Country rock, or new country, or whatever you wanted to call it, became one of the strongest genres in music; Wolfman Jack, the legendary disc jockey of early rock'n'roll, was working on Nashville Network radio via satellite '89 and was playing country rock because it had the values that mainstream rock seemed to have lost. It was in country music that the craft of songwriting remained vital, people still willing and able to sing each other's songs; new singers and songwriters coming out of the woods and prairies included Reba McEntyre, Nanci Griffith, Lyle Lovett, Robert Earl Keen, Steve Earle and Darden Smith, all signed by major labels in the '80s; Lyle Lovett and k.d. lang came from a country direction but completely defied category. The word 'hillbilly' even showed signs of coming back in reaction to the conservatism of Nashville, while artists like George Jones and Bobby Bare, whose hard country was never polluted, were as highly regarded as ever. Bluegrass was still transmuting (e.g. album Hillbilly Jazz; see Vassar Clements); Dolly Parton initially wrote first-class songs, then seemed to have adopted a general-purpose show-business career, but remained one of the biggest stars in the USA.

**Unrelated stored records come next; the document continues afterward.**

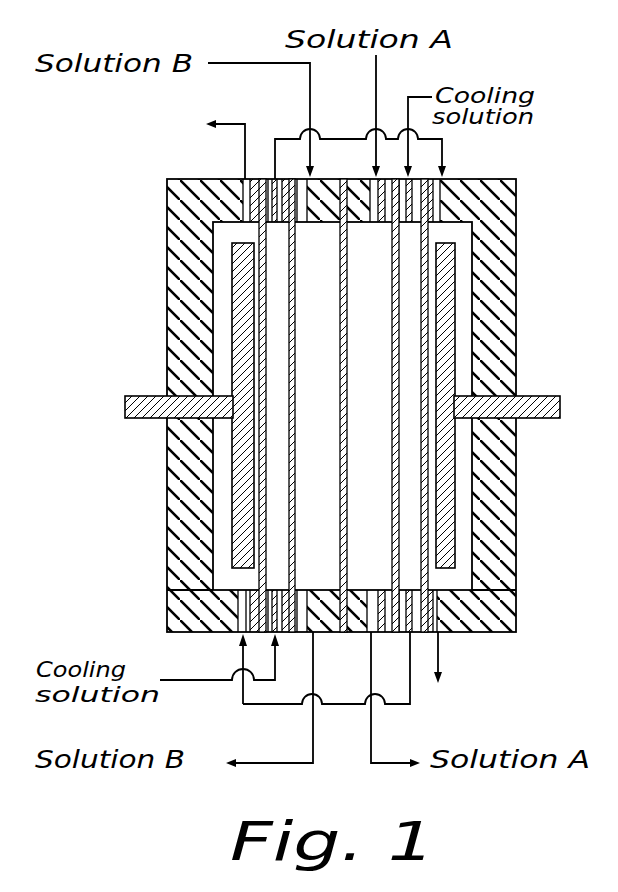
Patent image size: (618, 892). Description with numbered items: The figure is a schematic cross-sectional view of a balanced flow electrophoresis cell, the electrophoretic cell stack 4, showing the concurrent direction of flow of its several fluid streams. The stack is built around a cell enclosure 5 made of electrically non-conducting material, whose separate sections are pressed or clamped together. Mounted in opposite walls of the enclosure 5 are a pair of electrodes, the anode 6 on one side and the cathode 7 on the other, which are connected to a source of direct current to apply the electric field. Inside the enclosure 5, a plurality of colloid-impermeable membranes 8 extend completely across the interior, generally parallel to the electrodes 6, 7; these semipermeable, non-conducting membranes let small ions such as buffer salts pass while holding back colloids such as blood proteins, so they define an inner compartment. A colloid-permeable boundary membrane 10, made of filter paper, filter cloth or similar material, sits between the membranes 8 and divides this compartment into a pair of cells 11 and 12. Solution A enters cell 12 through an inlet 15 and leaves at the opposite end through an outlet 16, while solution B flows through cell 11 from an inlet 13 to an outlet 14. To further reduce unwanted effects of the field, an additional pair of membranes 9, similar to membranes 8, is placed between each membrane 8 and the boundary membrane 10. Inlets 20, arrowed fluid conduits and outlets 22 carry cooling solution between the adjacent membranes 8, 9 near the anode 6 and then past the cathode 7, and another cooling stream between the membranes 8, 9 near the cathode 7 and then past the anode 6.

The electrophoretic cell stack 4 is at (517, 317).
The cell enclosure 5 is at (500, 557).
The anode 6 is at (148, 412).
The cathode 7 is at (545, 418).
The colloid-impermeable membranes 8 is at (262, 480).
The additional pair of membranes 9 is at (295, 520).
The boundary membrane 10 is at (342, 265).
The cell 11 is at (303, 377).
The cell 12 is at (355, 381).
The inlet 13 is at (303, 178).
The outlet 14 is at (370, 636).
The inlet 15 is at (370, 178).
The outlet 16 is at (370, 664).
The inlets 20 is at (440, 180).
The outlets 22 is at (277, 178).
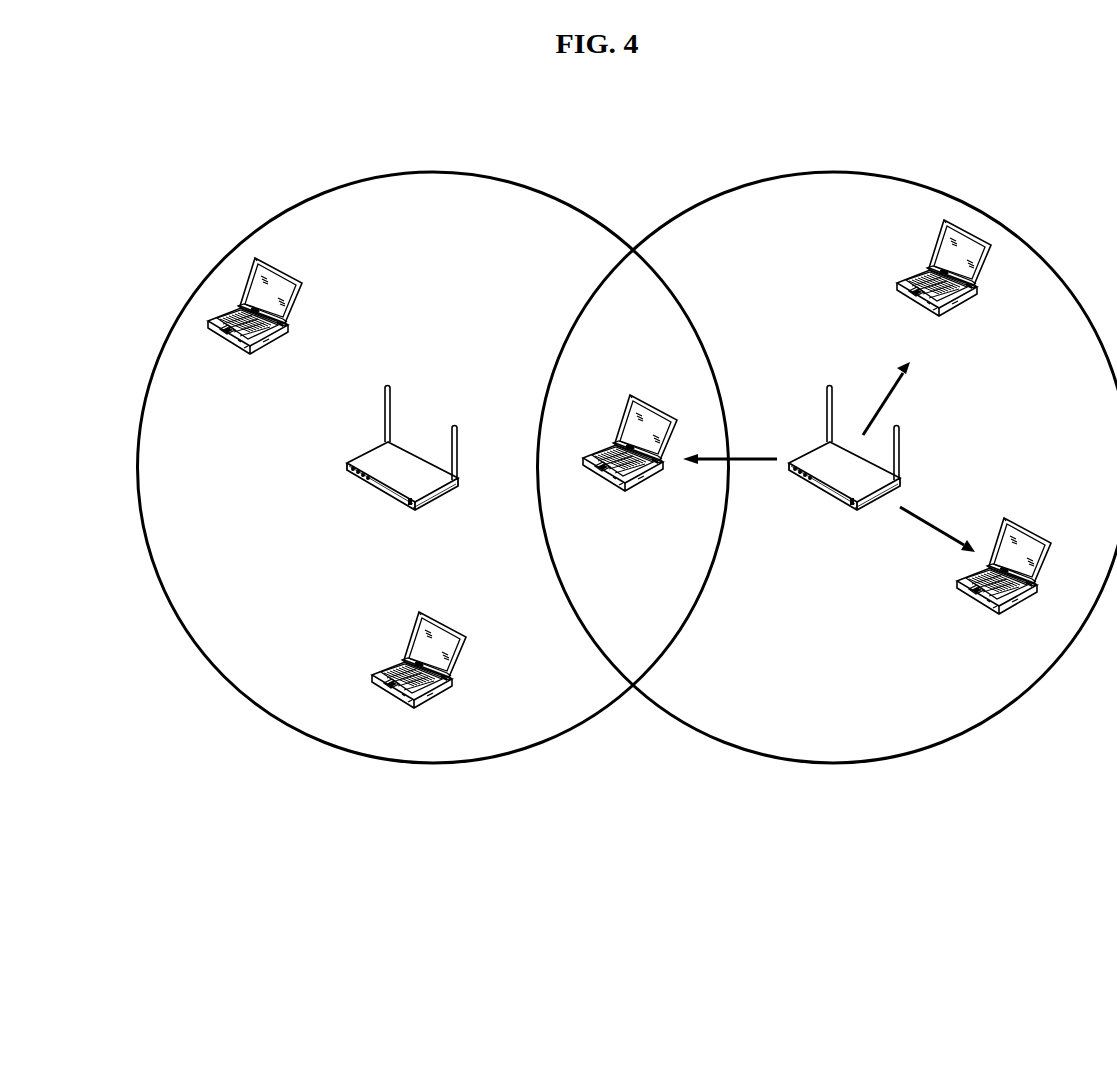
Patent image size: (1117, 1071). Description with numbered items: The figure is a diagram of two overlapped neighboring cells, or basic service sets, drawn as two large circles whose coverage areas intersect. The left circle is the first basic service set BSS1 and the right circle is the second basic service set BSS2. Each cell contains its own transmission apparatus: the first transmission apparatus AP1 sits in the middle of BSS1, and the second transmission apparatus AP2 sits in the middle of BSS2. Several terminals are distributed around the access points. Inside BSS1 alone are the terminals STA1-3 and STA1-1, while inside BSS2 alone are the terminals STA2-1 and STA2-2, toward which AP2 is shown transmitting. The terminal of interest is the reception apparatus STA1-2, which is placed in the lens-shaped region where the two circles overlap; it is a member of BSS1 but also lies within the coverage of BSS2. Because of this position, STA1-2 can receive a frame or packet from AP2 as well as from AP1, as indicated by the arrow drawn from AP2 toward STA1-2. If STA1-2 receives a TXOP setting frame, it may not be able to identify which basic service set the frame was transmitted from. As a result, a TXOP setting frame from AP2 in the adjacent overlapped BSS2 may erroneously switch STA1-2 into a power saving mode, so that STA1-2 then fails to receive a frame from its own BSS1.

The first basic service set BSS1 is at (433, 467).
The second basic service set BSS2 is at (828, 467).
The first transmission apparatus AP1 is at (402, 469).
The second transmission apparatus AP2 is at (844, 468).
The station STA1-1 is at (419, 679).
The reception apparatus STA1-2 is at (630, 463).
The station STA1-3 is at (255, 325).
The station STA2-1 is at (944, 286).
The station STA2-2 is at (1004, 584).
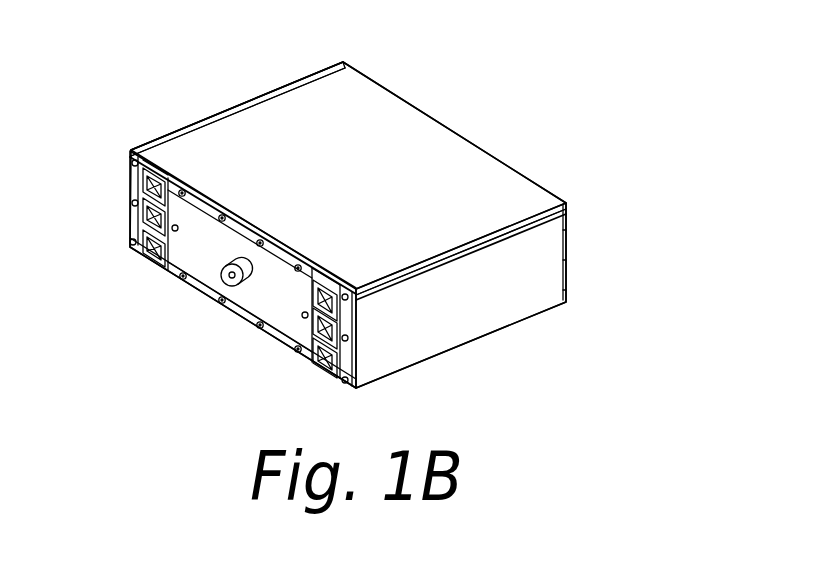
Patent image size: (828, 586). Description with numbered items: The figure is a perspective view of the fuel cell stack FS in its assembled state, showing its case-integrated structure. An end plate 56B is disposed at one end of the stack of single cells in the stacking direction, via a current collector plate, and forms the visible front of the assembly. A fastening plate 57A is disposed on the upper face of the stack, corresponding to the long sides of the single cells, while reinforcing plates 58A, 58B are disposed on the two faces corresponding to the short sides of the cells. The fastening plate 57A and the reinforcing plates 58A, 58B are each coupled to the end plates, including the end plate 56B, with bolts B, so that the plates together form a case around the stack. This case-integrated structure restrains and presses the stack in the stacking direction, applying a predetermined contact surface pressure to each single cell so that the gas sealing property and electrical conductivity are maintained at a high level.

In the '90s country left behind its image as a minority music forever when Billboard revised its methods of calculating charts, using bar-codes and counting records sold in drug stores and supermarkets, and Garth Brooks turned out to be outselling pop/rock's superstars. The method of calculating radio plays was turned over to Broadcast Data Systems Inc., cutting down on fraud but initially making it harder for new acts to be heard because it concentrated on big-city stations; Billboard planned to be monitoring more than 100 stations by mid-'90 including smaller ones, but the record companies' promotion costs were going up. In the '90s too women in country music continued to push the boundaries of consciousness: Deana Carter's debut album Did I Shave My Legs For This? and Mindy McReady's Guys Do It All The Time '97 were not about feminism as such but about double standards, while 14-year-old LeAnn Rimes was the first country artist ever to win the Grammy for Best New Artist, in 1997. At the end of the 20th century and the beginning of the next there were too many 'country' superstars to mention here; some of them were good songwriters and some very good musicians, and they certainly had legions of fans, but many of them never took off their 'cowboy' hats, leading to the term 'big hat' music, and it remained to be seen how many of them were contributing to the essence of the music: some felt that we needed a new generation of outlaws.

Among the best books were the classic history Country Music U.S.A. by Bill C. Malone; In The Country Of Country '97 by Nicholas Dawidoff, a well-written collection; Country: Living Legends and Dying Metaphors in America's Biggest Music by Nick Tosches, a useful survey. Say It One Time For The Broken Hearted: The Country Side of Southern Soul by Barney Hoskyns pointed up the very real relationship between Southern musics. Related genres for anyone who wants to listen include Tex-Mex, Cajun, Conjunto, Zydeco.